I applied once as an intern to a company that "offered innovate solutions" to "deliver value to customers." At no point on their entire website did they use the phrase "PR Firm." Turns out no one thought to mention that on the website. Apparently they specialized in public figures who got into scandals, which is actually super interesting and I might have done better at the interview if I had known what the fuck they did.
The worst I've seen so far are posters with mindless and vulgar motivation propaganda such as "Bullshit-free Zone" and "Get Shit Done" [1].
These seem to be popular with a customer of mine who went all-in on SCRUM last year (believe me, you haven't seen anything yet if you haven't worked in a German team throwing around everyday or pseudo English terms in an attempt to appear cool).
It probably is, but there are pseudo-English idioms in use that just hurt. For example, "public viewing" is used in German for featuring sports events on large screens in the public, "handy" is used for mobiles, etc. See https://german.stackexchange.com/questions/40586/why-do-germ... for a discussion about this phenomenon.
I will leave that to others, but one thing I will say is that having been around the business world since the early 80's I can typically date someone just by hearing what expressions and bullshit they use. Anything that we didn't use in the 80's appears strange to hear. For example back then we didn't use 'circle back' (and now I can't even remember what we used for that I think it was simply 'I wanted to get back in touch with you'..) And yes I know circle back has been around for a long time (could even have been late 80's or early 90's).
To someone who isn't in the corporate world, the job title "agile coach" is about as bullshit as anything out there.
People in this role are actually paid to walk around inside an organisation, finding things that aren't sufficiently 'agile' and coaching people on how to make them 'agile'. Concrete deliverables=none, ability to measure success=none, ability to achieve any actual tangible outcome whatsoever=none, ability to invoke apparently-meaningful-yet-utterly-irrelevant anecdotes=infinite.
'Experts' in this field are highly in demand, and held in fear &/or awe at many corporates.

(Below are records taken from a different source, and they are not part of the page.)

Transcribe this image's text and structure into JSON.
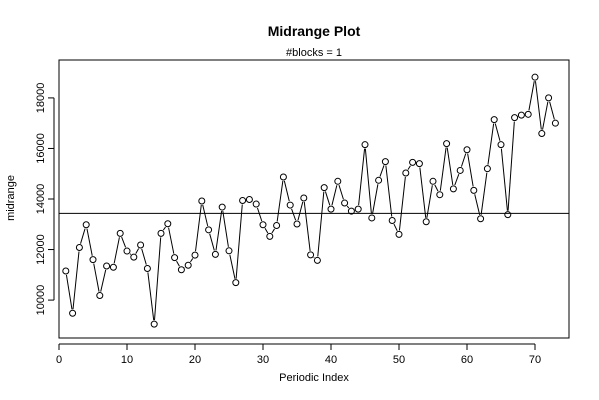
{
  "chart_data": {
    "type": "line",
    "title": "Midrange Plot",
    "subtitle": "#blocks =  1",
    "xlabel": "Periodic Index",
    "ylabel": "midrange",
    "xlim": [
      0,
      75
    ],
    "ylim": [
      8500,
      19500
    ],
    "xticks": [
      0,
      10,
      20,
      30,
      40,
      50,
      60,
      70
    ],
    "yticks": [
      10000,
      12000,
      14000,
      16000,
      18000
    ],
    "reference_line": 13430,
    "markers": "open-circle",
    "x": [
      1,
      2,
      3,
      4,
      5,
      6,
      7,
      8,
      9,
      10,
      11,
      12,
      13,
      14,
      15,
      16,
      17,
      18,
      19,
      20,
      21,
      22,
      23,
      24,
      25,
      26,
      27,
      28,
      29,
      30,
      31,
      32,
      33,
      34,
      35,
      36,
      37,
      38,
      39,
      40,
      41,
      42,
      43,
      44,
      45,
      46,
      47,
      48,
      49,
      50,
      51,
      52,
      53,
      54,
      55,
      56,
      57,
      58,
      59,
      60,
      61,
      62,
      63,
      64,
      65,
      66,
      67,
      68,
      69,
      70,
      71,
      72,
      73
    ],
    "values": [
      11150,
      9480,
      12080,
      12980,
      11600,
      10180,
      11350,
      11300,
      12640,
      11940,
      11700,
      12180,
      11250,
      9050,
      12640,
      13020,
      11680,
      11200,
      11380,
      11780,
      13920,
      12780,
      11810,
      13680,
      11950,
      10690,
      13940,
      13980,
      13800,
      12980,
      12520,
      12950,
      14870,
      13760,
      13010,
      14040,
      11790,
      11570,
      14450,
      13600,
      14700,
      13840,
      13520,
      13600,
      16150,
      13250,
      14740,
      15480,
      13150,
      12600,
      15030,
      15450,
      15400,
      13100,
      14700,
      14170,
      16190,
      14400,
      15130,
      15950,
      14340,
      13220,
      15200,
      17140,
      16150,
      13380,
      17220,
      17320,
      17350,
      18820,
      16590,
      18000,
      17000
    ]
  }
}
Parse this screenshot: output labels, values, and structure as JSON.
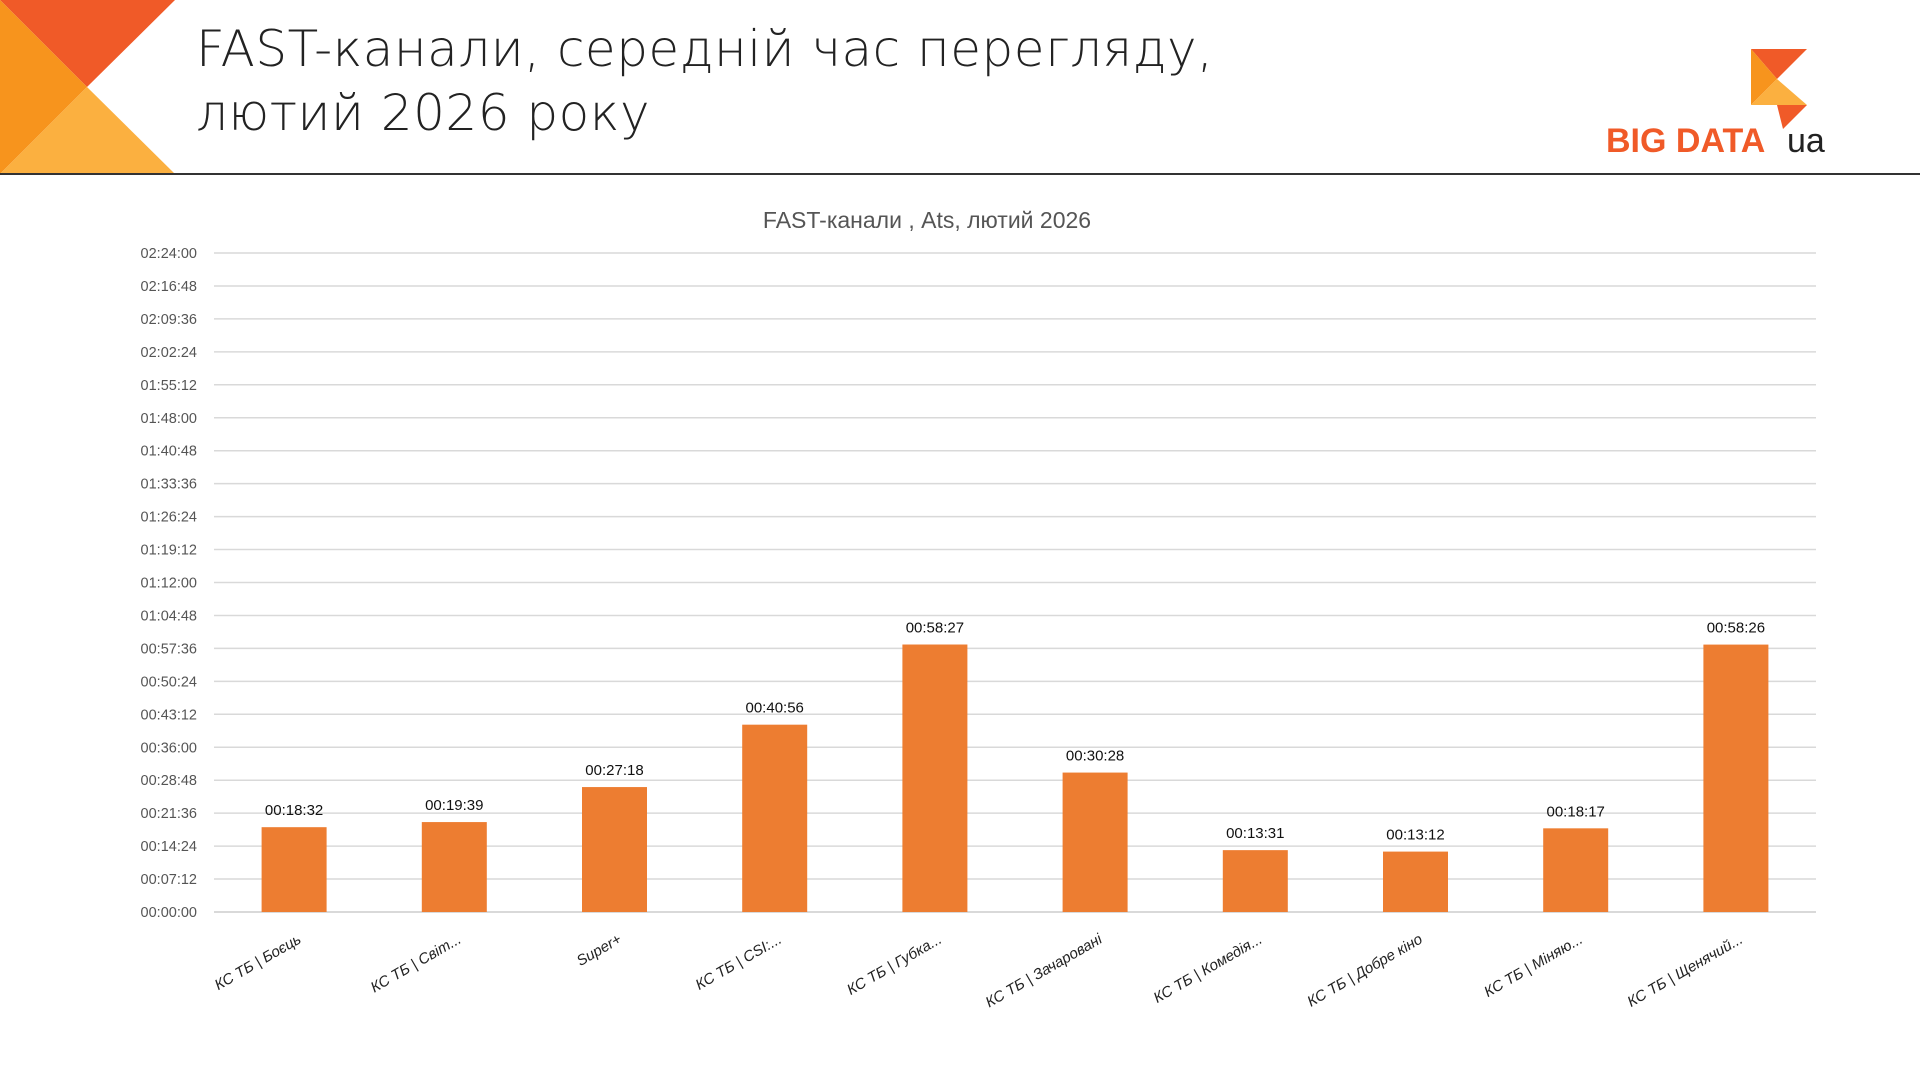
{
  "header": {
    "title_line1": "FAST-канали, середній час перегляду,",
    "title_line2": "лютий 2026 року",
    "logo_text": "BIG DATA ua"
  },
  "colors": {
    "bar": "#ED7D31",
    "grid": "#D9D9D9",
    "accent_dark": "#F05A28",
    "accent_light": "#FBB040"
  },
  "chart_data": {
    "type": "bar",
    "title": "FAST-канали , Ats, лютий 2026",
    "xlabel": "",
    "ylabel": "",
    "ylim": [
      "00:00:00",
      "02:24:00"
    ],
    "yticks": [
      "00:00:00",
      "00:07:12",
      "00:14:24",
      "00:21:36",
      "00:28:48",
      "00:36:00",
      "00:43:12",
      "00:50:24",
      "00:57:36",
      "01:04:48",
      "01:12:00",
      "01:19:12",
      "01:26:24",
      "01:33:36",
      "01:40:48",
      "01:48:00",
      "01:55:12",
      "02:02:24",
      "02:09:36",
      "02:16:48",
      "02:24:00"
    ],
    "grid": true,
    "categories": [
      "КС ТБ | Боєць",
      "КС ТБ | Світ...",
      "Super+",
      "КС ТБ | CSI:...",
      "КС ТБ | Губка...",
      "КС ТБ | Зачаровані",
      "КС ТБ | Комедія...",
      "КС ТБ | Добре кіно",
      "КС ТБ | Міняю...",
      "КС ТБ | Щенячий..."
    ],
    "values": [
      "00:18:32",
      "00:19:39",
      "00:27:18",
      "00:40:56",
      "00:58:27",
      "00:30:28",
      "00:13:31",
      "00:13:12",
      "00:18:17",
      "00:58:26"
    ]
  }
}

For me, the "favorites" are "engage" and "socialize". As a fresh example, Microsoft "engaged" with open-source community to the point they almost drove .NET into the ground. They "socialized" with crowds via GitHub while doing really stupid things like platform segmentation, misrepresenting alpha-quality releases as production-ready ones etc.
Kaizen terms used in teams or organizations where kaizen is definitely not being practiced as a general philosophy. At a previous employer, the only time anyone ever actually used the word kaizen was to describe management being tied up in day-long meetings debating the nature or source of some problem.
For example, "reimagining customer service", as in, complementing 20yo kids hired for peanuts offshore with bloated and expensive contact centre software.
I've seen this done where you want a 10 min meeting to get all the developers on the same wavelength before a meeting with the business so everyone will contribute in way that will drive a point forward. Usually this is when moving through security checkpoints for new features / systems.
Kind of like going through TSA "nobody make any jokes I don't want to have to spend hours here explaining this."
What are some "favorites" from the HN crowd?